Dodd shattered his wrist in a heavy fall in competition in April that required extensive surgery involving a plate and nine screws, but the main concern was the damaged ulna nerves controlling his hand, leading many to speculate about his future as the country’s top BMX exponent.
However Cycling South Africa sent the 21-year-old Gauteng ace to Durban where his recovery and rehabilitation was handled by the highly regarded Prime Human Performance Institute at the Moses Mabhida Stadium.
Six months later, Dodd has not only recovered to be able to take his place at the national championships, but the Jeep Team athlete will also travel with the fellow elite South African BMX’er Alex Limberg and coach Jonnathan Chislett to the Olympic test event in Rio to familiarise himself with the track, keeping his hopes of qualification for the Games alive.
‘I can’t actually believe that I am back on my bike,’ he enthused. ‘It is much earlier than expected. I didn’t actually plan on finishing this year! The hand is good and strong, and now that I am riding the bike again I am not as sketchy as I thought I would be.’
Dodd said that the serious injury had taken its toll on his confidence, but said that he was rebuilding his mental edge as he returns to elite competition. ‘It took me a few weeks just to get confident riding and jumping. It’s taken a while but it has actually helped to make me mentally stronger.’
Dodd will not only aim to retain his elite men’s title at Alrode on 11 October, but, more importantly, gain the ever-important UCI points on offer that count towards the crucial Olympic qualification process.

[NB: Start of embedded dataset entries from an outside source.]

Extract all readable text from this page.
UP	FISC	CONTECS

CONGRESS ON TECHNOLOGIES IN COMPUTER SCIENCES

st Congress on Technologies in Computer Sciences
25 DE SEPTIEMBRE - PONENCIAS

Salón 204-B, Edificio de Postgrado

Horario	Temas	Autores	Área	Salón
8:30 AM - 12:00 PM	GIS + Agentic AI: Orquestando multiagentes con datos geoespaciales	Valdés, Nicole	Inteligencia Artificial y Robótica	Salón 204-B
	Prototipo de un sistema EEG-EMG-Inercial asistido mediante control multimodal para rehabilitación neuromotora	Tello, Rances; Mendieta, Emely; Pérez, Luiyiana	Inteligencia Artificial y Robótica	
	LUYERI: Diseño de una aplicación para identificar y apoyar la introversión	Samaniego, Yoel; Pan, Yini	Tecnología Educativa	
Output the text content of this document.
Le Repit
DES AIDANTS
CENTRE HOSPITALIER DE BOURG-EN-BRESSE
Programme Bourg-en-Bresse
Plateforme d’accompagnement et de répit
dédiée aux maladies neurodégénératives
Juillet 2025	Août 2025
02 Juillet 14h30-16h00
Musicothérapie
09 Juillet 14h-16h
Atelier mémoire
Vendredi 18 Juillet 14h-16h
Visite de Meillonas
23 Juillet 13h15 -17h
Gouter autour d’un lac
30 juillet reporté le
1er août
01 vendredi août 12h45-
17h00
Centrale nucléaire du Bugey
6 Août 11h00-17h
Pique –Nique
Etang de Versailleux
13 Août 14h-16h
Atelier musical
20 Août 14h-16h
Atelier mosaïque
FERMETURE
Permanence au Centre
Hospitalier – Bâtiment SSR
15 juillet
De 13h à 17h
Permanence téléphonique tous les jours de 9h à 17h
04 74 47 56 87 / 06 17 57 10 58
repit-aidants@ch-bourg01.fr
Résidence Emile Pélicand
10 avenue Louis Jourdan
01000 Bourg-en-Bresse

‘My Rio dreams are still alive!’ said Dodd. ‘After the Rio test event, I have the nationals and then the important continental champs in Zimbabwe in November.
‘Then next year there are three SuperCross races before the Worlds, and then the World Champs is the most important race to get into the Olympics.’
Dodd said that he was looking forward to the nationals on his familiar home course, which also forms the last leg of the National Age Group Series.
‘Obviously I have missed most of NAG series, but I am just looking forward to racing against guys that I haven’t raced against for a while,’ said Dodd. ‘It’s not going to be easy,’ he added. ‘The level of riding has definitely picked up and there will be a lot of good guys coming after me.
Dodd added that he went to bed at night dreaming of his Olympic Games challenge.
‘Throughout my recovery, that dream has kept me going. If you don’t have dreams like that then you might as well not train and ride.’